Les Afro-Américains du Sud ont finalement bénéficié de ce bouleversement économique (mais pas dans la même mesure que les Blancs). Au tournant du siècle, les colons noirs nouvellement arrivés présentaient l'Oklahoma à d'autres Noirs aisés comme une utopie sans tache où la terre et les gens étaient plus purs  que dans les États du Sud.

À Langston, la ville entièrement noire** cofondée par l'ambitieux politicien noir Edwin P. McCabe, le journal local promettait à la fois « une terre de cultures diversifiées » et un endroit où « l'homme de couleur bénéficie de la même protection que son frère blanc ». Les agents d'immigration ont diffusé ce message dans tout le Sud et, en 1900, l'Oklahoma comptait 55 000 Noirs, dont la majorité était née en dehors de l'État.

Entre un groupe de Noirs perdant rapidement des terres et un autre groupe essayant de les gagner, un choc culturel était inévitable.

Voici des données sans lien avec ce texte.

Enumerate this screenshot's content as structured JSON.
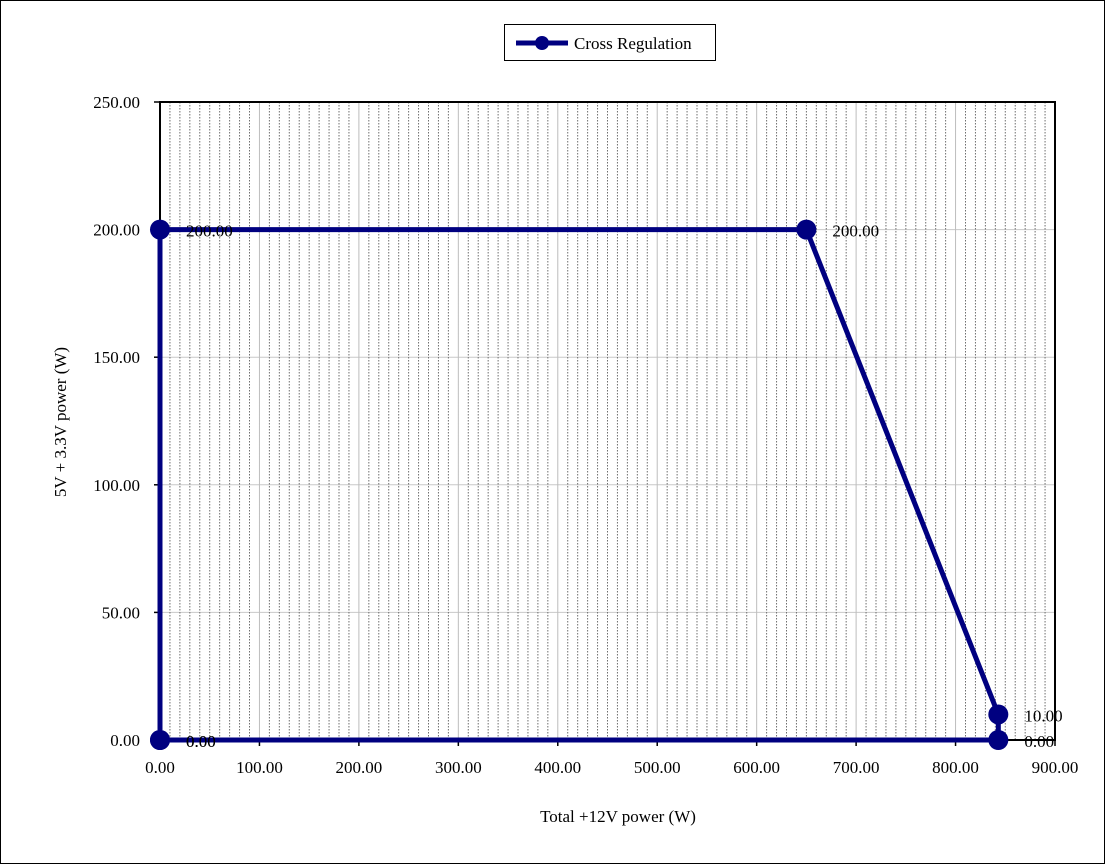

Les nouveaux migrants noirs appelaient les habitants noirs des tribus « indigènes ». Les membres des Cinq Tribus appelaient les intrus « nègres d'État » (ou d’un mot Creek pour dire « nègre de l'homme blanc »).

À Boley, une ville entièrement noire** peuplée de migrants, les membres des tribus galopaient dans les rues en tirant sur les lampadaires et les fenêtres des immeubles la nuit. Dans les pages de la presse noire, des hommes d'affaires reprochaient aux membres des Cinq Tribus de trahir la race en vendant leurs terres à des hommes blancs plutôt qu'à des entrepreneurs noirs.

Ces deux groupes ne se considéraient pas nécessairement comme faisant partie d'une seule et même race. Mais d'autres l'ont certainement fait. Alors que les Cinq Tribus étaient forcées de se transformer en une foire d'empoigne capitaliste avec les changements apportés à la propriété foncière, les chefs tribaux en sont venus à considérer leurs membres noirs comme une menace pour leurs revenus. Les notions antérieures d'égalitarisme ont été remplacées par une fixation sur le « quantum » [degré de sang] comme marqueur de la légitimité tribale (aujourd'hui encore, les descendants d'esclaves Cherokee et Creek se battent pour que leur citoyenneté tribale soit reconnue par les tribunaux). « Ils n'ont aucun droit sur cette terre », déclara Chitto Harjo, le célèbre leader de la résistance Creek qui s'est battu contre les attributions individuelles de terres, lors d'une audience du Sénat US à Tulsa en 1906. « Elle ne leur a jamais été donnée. Elle a été donnée à moi et à mon peuple et nous l'avons payée avec nos terres en Alabama ».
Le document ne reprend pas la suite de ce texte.